Dans leur dernier rapport, Médecins du monde et le centre Primo-Levi alertent sur la souffrance psychique des exilés qui arrivent en France.
La Journée mondiale des réfugiés est célébrée sous de bien étranges auspices. Le controversé projet de loi Asile et immigration vient d’entrer au Sénat, dix jours après que le gouvernement a refusé de tendre la main aux 629 rescapés de l’Aquarius, Dans le même temps, le centre de soins Primo-Levi et l’organisation Médecins du monde publient un rapport relatif à la santé psychique des exilés, en lien avec les violences subies à la fois lors de leur migration et en France.(...)
Le constat, émanant d’expériences de terrain de différents niveaux (assistants, psychologues, psychiatres, cliniciens, coordinateurs...), est accablant. Aux horreurs déjà subies dans les pays fuis et traversés (esclavage, viols, tortures) s’ajoutent des violences policières et institutionnelles. Delphine Fanget, chargée de plaidoyer de l’organisation Médecins du monde et membre du comité de rédaction du rapport, rend compte d’une « urgence de santé publique ».(...)
votre rapport montre que le calvaire continue en France...
Les situations sont différentes selon les villes : nous n’observons pas les mêmes schémas à Bordeaux, à Calais ou à Paris. Néanmoins, la première violence constatée est celle du non-accueil, lorsque les exilés se rendent compte qu’ils sont rejetés. Il est ensuite effarant de voir des choses qui sont de l’ordre du harcèlement et de la persécution policière, par exemple la destruction de matériel comme des tentes. À Paris, Porte de la Chapelle, les personnes qui arrivent à notre point de distribution nous demandent simplement de pouvoir dormir à côté de nous. Car la nuit, elles sont sans cesse réveillées par des policiers qui leur demandent d’aller ailleurs. On a l’impression que c’est uniquement dans l’objectif d’empêcher tout campement de se reconstituer. C’est une politique d’invisibilisation et d’épuisement.(...)

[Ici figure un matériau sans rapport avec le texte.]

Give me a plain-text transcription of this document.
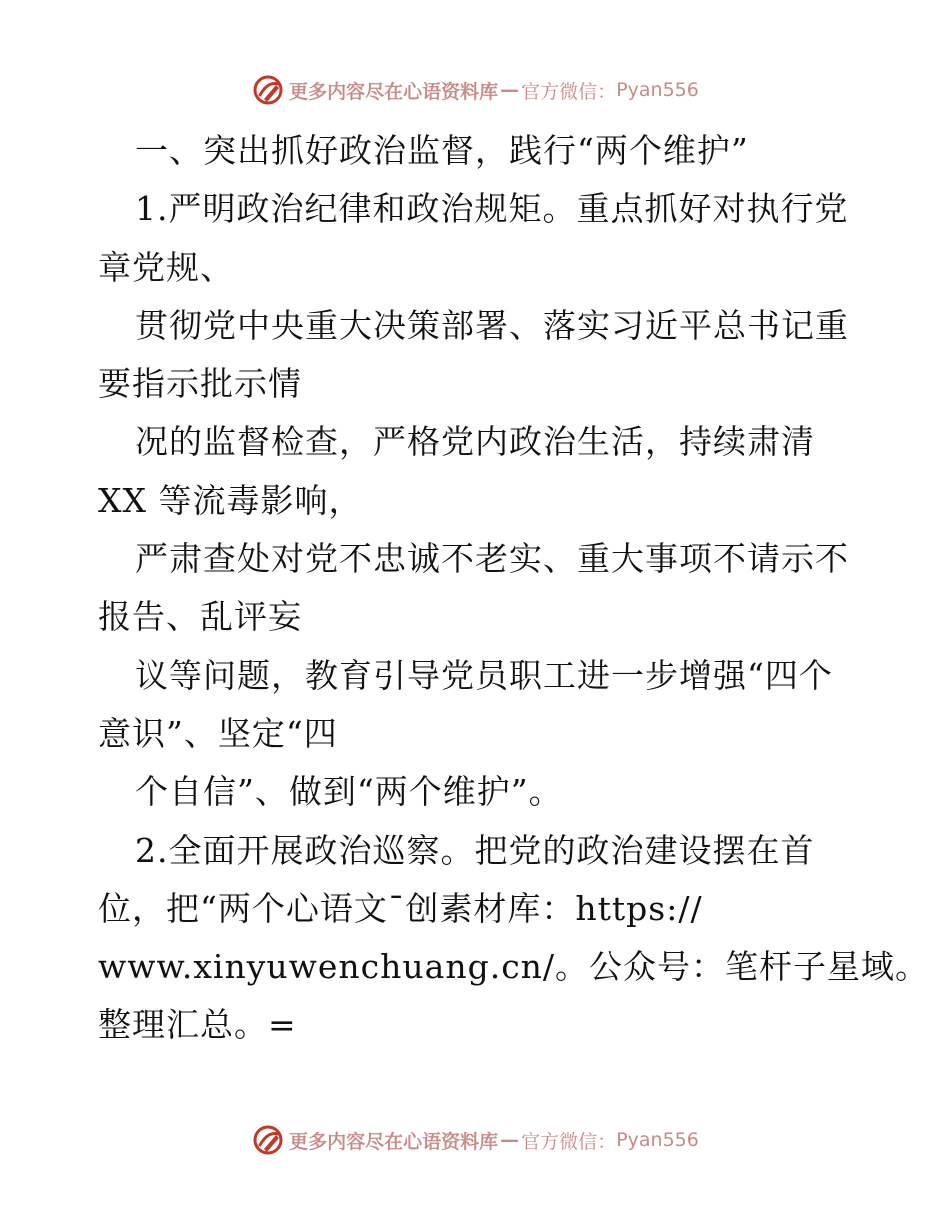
更多内容尽在心语资料库 — 官方微信： Pyan556
一、突出抓好政治监督，践行“两个维护”
1.严明政治纪律和政治规矩。重点抓好对执行党
章党规、
贯彻党中央重大决策部署、落实习近平总书记重
要指示批示情
况的监督检查，严格党内政治生活，持续肃清
XX 等流毒影响，
严肃查处对党不忠诚不老实、重大事项不请示不
报告、乱评妄
议等问题，教育引导党员职工进一步增强“四个
意识”、坚定“四
个自信”、做到“两个维护”。
2.全面开展政治巡察。把党的政治建设摆在首
位，把“两个心语文¯创素材库：https://
www.xinyuwenchuang.cn/。公众号：笔杆子星域。
整理汇总。=
更多内容尽在心语资料库 — 官方微信： Pyan556
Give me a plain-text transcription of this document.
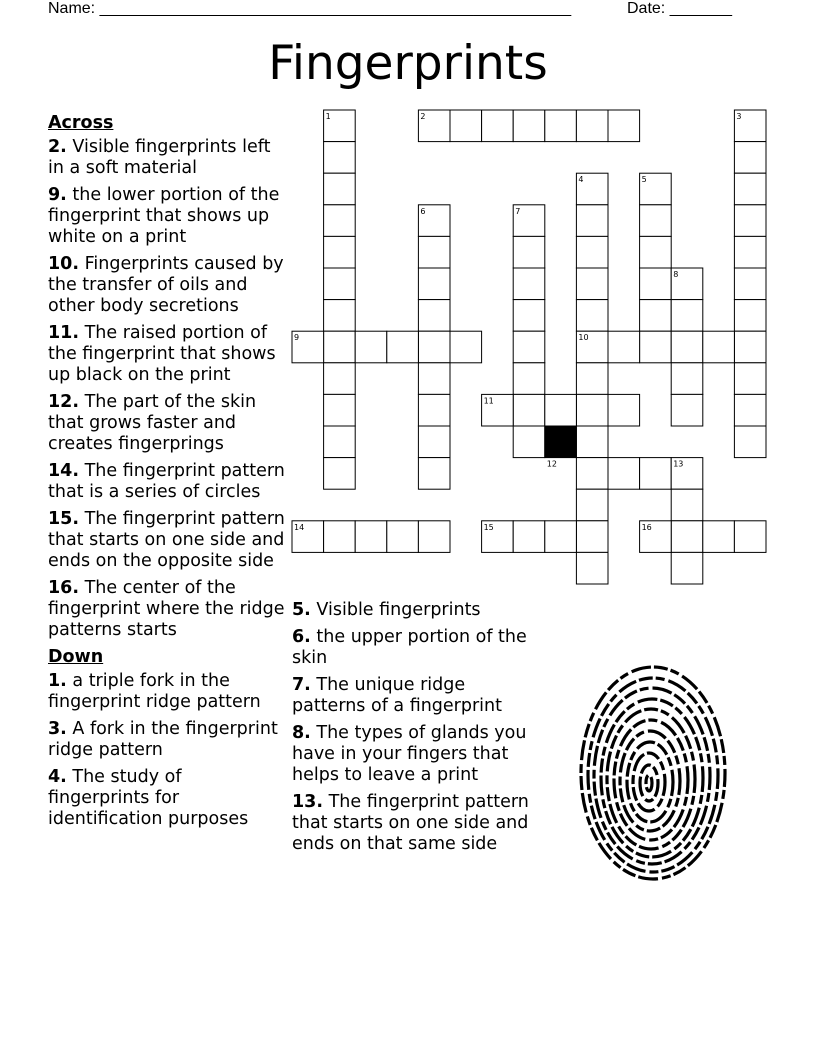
Name: _____________________________________________________	Date: _______
Fingerprints
1	2	3
4	5
6	7
8
9	10
11
12	13
14	15	16
Across
2. Visible fingerprints left in a soft material
9. the lower portion of the fingerprint that shows up white on a print
10. Fingerprints caused by the transfer of oils and other body secretions
11. The raised portion of the fingerprint that shows up black on the print
12. The part of the skin that grows faster and creates fingerprings
14. The fingerprint pattern that is a series of circles
15. The fingerprint pattern that starts on one side and ends on the opposite side
16. The center of the fingerprint where the ridge patterns starts
Down
1. a triple fork in the fingerprint ridge pattern
3. A fork in the fingerprint ridge pattern
4. The study of fingerprints for identification purposes
5. Visible fingerprints
6. the upper portion of the skin
7. The unique ridge patterns of a fingerprint
8. The types of glands you have in your fingers that helps to leave a print
13. The fingerprint pattern that starts on one side and ends on that same side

Les exilés connaissent des souffrances psychiques, des troubles psychotraumatiques. Le premier de leurs maux est l’extrême fatigue, l’épuisement total. Beaucoup de personnes nous demandent des somnifères parce qu’elles ne peuvent pas dormir. Ce que l’on appelle le syndrome de reviviscence leur rappelle les événements qui ont été vécus, et des flashs reviennent dès qu’elles s’endorment. Il faut garder à l’esprit que leur principale préoccupation, c’est la survie. Ces violences peuvent aussi provoquer un repli sur soi ou mener à l’alcoolisme, ce qui est constaté chez des personnes qui n’en souffraient pas auparavant(...)
Jusqu’où cela peut-il aller ?
Jusqu’au suicide. Les idées suicidaires, et parfois même les tentatives, sont récurrentes. Il y a peu de temps, dans notre salle de soins, une personne qui nous parlait de suicide a « explosé » et a été assez difficile à contenir. D’autres nous disent qu’elles sont tellement épuisées, en manque de ressources vitales et traumatisées par un tel déni d’existence qu’elles finissent par baisser les bras.(...)
Est-ce que cette souffrance des exilés se répercute sur les « aidants » ?
Nos médecins parlent d’un « effet radioactif » des troubles psychotraumatiques. Nous ne sommes pas dans une société close, beaucoup de gens se mobilisent pour aider les exilés. Or, ce n’est pas rien d’écouter des gens en pleurs raconter les violences extrêmes, inhumaines, dont ils ont été victimes. On ne peut pas être insensible et il est même possible, par ricochet, d’être impacté. C’est difficile, pour les professionnels et encore plus pour les bénévoles. Certains ont, à leur tour, des problèmes de sommeil, nous disent souffrir de leur impuissance.
Votre rapport montre aussi que la situation empire. Pourquoi ?
D’abord parce que nous sommes face à une politique qui se durcit, avec un gouvernement qui a des pratiques de plus en plus intrusives.(...)
Il faut que les pouvoirs publics favorisent les financements de formations, soutiennent les structures de prises en charge, les équipes mobiles « psychiatrie et précarité ». Il faut aussi travailler avec l’interprétariat, peu visible mais sans lequel nous ne pourrions pas faire grand-chose. Pour les exilés, sont nécessaires de bonnes conditions matérielles d’accueil, mais aussi une procédure de demande d’asile facilement identifiable, qui ne met pas la suspicion au cœur du processus. Ils ont déjà des difficultés à raconter leur histoire, et sont sommés de le faire devant un tribunal en donnant tout un tas de détails ! Nous devons tenir compte des spécificités psychotraumatiques dans les procédures de demande d’asile, qui mettent en difficulté les personnes. Sans faire une échelle de priorités, le respect de l’accueil des arrivants et des droits fondamentaux nous paraissent déterminants.